Problem 1: “Output looks correct but history or metadata is inconsistent”

  • Why: Validation happens after mutation, not before.
  • Fix: Add a preflight invariant check and a post-write verification step.
  • Quick test: Run the same command twice on the same fixture and verify identical results.

Problem 2: “Tool works on small repo but times out on larger history”

  • Why: Full traversal is performed where selective traversal is possible.
  • Fix: Cache intermediate graph lookups and scope analysis to affected commits/paths.
  • Quick test: Compare runtime on small and large fixtures with a clear budget target.

Problem 3: “Policy check can be bypassed by local-only behavior”

  • Why: Enforcement is advisory, not server-authoritative.
  • Fix: Mirror critical checks in CI and protected branch rules.
  • Quick test: Attempt merge with failing policy in CI and confirm hard block.

8. Extensions & Challenges

8.1 Beginner Extensions

  • Add richer error messages with remediation hints.
  • Add fixture generation helpers for repeatable demos.

8.2 Intermediate Extensions

  • Add performance instrumentation and budget assertions.
  • Add policy configuration profiles by repository type.

8.3 Advanced Extensions

  • Add distributed execution support for large repositories.
  • Add signed evidence exports for compliance workflows.

9. Real-World Connections

9.1 Industry Applications

  • Internal developer portals.
  • Enterprise repository governance systems.
  • Release safety and incident diagnostics tooling.
  • Git core: https://git-scm.com/
  • GitHub CLI: https://github.com/cli/cli
  • pre-commit framework: https://pre-commit.com/

9.3 Interview Relevance

This project prepares you for architecture and debugging interviews that focus on merge policy, CI gates, and workflow reliability tradeoffs.


10. Resources

10.1 Essential Reading

  • Pro Git (Internals and Workflows chapters)
  • Software Engineering at Google (Version control and build chapters)
  • Accelerate (delivery performance practices)

10.2 Video Resources

  • Git internals talks from Git Merge conference archives.
  • DORA and delivery metrics conference sessions.

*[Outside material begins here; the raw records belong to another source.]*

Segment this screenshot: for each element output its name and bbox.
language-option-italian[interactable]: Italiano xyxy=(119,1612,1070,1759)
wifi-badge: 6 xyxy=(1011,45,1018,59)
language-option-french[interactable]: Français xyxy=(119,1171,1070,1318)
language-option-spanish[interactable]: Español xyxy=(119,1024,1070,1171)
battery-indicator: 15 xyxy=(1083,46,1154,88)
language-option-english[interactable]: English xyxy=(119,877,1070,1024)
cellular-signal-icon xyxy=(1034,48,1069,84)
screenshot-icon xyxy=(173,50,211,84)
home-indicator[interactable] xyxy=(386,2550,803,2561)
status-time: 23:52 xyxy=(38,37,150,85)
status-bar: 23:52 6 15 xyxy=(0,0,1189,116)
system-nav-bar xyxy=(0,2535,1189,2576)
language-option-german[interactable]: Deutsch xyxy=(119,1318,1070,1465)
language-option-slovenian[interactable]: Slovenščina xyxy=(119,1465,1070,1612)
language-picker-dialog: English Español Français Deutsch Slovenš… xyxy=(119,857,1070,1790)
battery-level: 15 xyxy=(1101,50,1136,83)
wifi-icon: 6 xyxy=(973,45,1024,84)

10.3 Tools and Documentation

  • https://git-scm.com/docs
  • https://docs.github.com/
  • https://dora.dev/

11. Self-Assessment Checklist

11.1 Understanding

  • I can explain the primary invariant this project enforces.
  • I can explain one failure mode and one safe recovery path.

11.2 Implementation

  • Functional requirements are met on deterministic fixtures.
  • Critical edge cases are tested and documented.

11.3 Growth

  • I can describe tradeoffs in an interview setting.
  • I documented what I would change in a production version.

12. Submission / Completion Criteria

Minimum Viable Completion:

  • Deterministic golden-path output exists.
  • One failure scenario is handled with clear output.
  • Core workflow objective is demonstrably met.

Full Completion:

  • Minimum criteria plus policy validation, structured reporting, and edge-case coverage.

Excellence:

  • Full completion plus measurable performance budget and production-hardening notes.